Ações governamentais para a redução da gravidez na adolescência

Enviada em 08/09/2020

Desde o surgimento do Iluminismo no século XVIII, entende-se que os problemas sociais só se resolvem quando há uma união das pessoas como sociedade. Entretanto, a inércia governamental diante da gravidez na adolescência aponta que os ideais de liberdade, igualdade e fraternidade, pregados por esse motim, são atestados na teoria, mas não preferivelmente na prática, mostrando que a problemática permanece enraizada à realidade do país, seja pela falta de conhecimento dos jovens sobre educação sexual e, também, pelo tabu que os pais enfrentam para falar sobre sexo com os filhos. Diante disso, torna-se fundamental a discussão desses aspectos a fim de um pleno funcionamento da sociedade.

É relevante abordar, primeiramente, que a falta de ciência da população sobre métodos contraceptivos, deriva de uma atuação governamental direta. Segundo Aristóteles, a política deve ser uma arte de se fazer justiça e, com ela, levar equilíbrio para a sociedade. De maneira símil, é possível perceber que o conservadorismo presente na política do país, representado pela bancada evangélica, desfaça essa harmonia, haja vista que eles conseguem barrar o ensino e discussão sobre educação sexual nos colégios, culminando no aumento de gravidez na adolescência, já que os jovens são deficientes em temas sobre métodos contraceptivos.

Paralelamente a isso, o pensamento do sociólogo polonês, Zygmunt Bauman, de que o mundo está vivendo uma “Modernidade Líquida”, na qual as relações sociais, políticas e econômicas são superficiais e não duradouras se evidencia quando os pais, por constrangimento e pouco domínio sobre o tema, fecham as discussões sobre educação sexual com seus filhos, não dando abertura para que eles possam sanar suas dúvidas. Consequentemente, tem-se o aumento de jovens que iniciam sua vida sexual sem as devidas orientações, influenciando no aumento de adolescentes grávidas.
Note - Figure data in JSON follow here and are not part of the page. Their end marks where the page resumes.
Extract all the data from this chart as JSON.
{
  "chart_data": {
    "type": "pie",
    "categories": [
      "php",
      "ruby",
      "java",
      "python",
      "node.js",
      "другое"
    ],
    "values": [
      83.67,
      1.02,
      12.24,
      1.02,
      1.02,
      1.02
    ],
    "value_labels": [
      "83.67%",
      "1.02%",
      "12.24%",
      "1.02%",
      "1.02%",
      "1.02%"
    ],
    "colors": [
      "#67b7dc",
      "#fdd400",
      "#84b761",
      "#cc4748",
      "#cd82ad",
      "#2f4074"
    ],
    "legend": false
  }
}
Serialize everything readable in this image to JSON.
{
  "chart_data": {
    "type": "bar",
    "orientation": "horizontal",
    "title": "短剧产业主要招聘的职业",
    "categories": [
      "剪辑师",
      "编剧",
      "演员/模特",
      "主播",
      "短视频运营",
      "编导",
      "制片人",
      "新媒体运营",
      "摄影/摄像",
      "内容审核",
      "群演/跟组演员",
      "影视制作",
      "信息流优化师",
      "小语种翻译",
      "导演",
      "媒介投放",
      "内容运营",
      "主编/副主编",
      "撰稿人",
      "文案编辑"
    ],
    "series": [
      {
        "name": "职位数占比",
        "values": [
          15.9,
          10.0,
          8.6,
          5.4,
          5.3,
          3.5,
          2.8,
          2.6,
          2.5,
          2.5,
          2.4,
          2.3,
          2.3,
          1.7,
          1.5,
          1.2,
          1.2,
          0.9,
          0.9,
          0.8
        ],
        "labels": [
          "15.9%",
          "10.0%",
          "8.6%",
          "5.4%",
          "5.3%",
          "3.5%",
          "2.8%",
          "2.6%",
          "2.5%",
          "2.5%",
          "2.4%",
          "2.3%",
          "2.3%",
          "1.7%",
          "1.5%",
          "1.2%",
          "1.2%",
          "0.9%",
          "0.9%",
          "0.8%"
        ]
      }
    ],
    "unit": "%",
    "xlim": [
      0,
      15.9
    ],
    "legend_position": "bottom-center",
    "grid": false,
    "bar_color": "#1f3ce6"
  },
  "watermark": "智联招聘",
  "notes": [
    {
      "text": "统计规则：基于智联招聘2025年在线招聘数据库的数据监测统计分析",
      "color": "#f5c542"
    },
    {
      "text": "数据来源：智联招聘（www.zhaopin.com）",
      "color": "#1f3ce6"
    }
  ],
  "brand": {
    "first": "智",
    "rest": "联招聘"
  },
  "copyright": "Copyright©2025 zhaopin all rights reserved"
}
Dessa forma, pode-se perceber que os debates acerca de ações governamentais para a redução da gravidez precoce seja imprescindível para a construção de uma sociedade mais utópica. Nessa lógica, é imperativo que o Ministério da Educação contrate psicólogos e sexólogos para aturarem nas escolas, por intermédio de palestras e worshops, com o intuito de ensinar questões sobre métodos contraceptivos, além de promover debates acerca dos impactos que a gravidez tem na adolescência e na vida dos jovens. Assim, quando iniciarem sua fase sexual, esses indivíduos terão o conhecimento necessário para realizarem sexo com as devidas precauções e segurança, levando a uma diminuição do número de gravidezes de meninas que ainda não atingiram a vida adulta.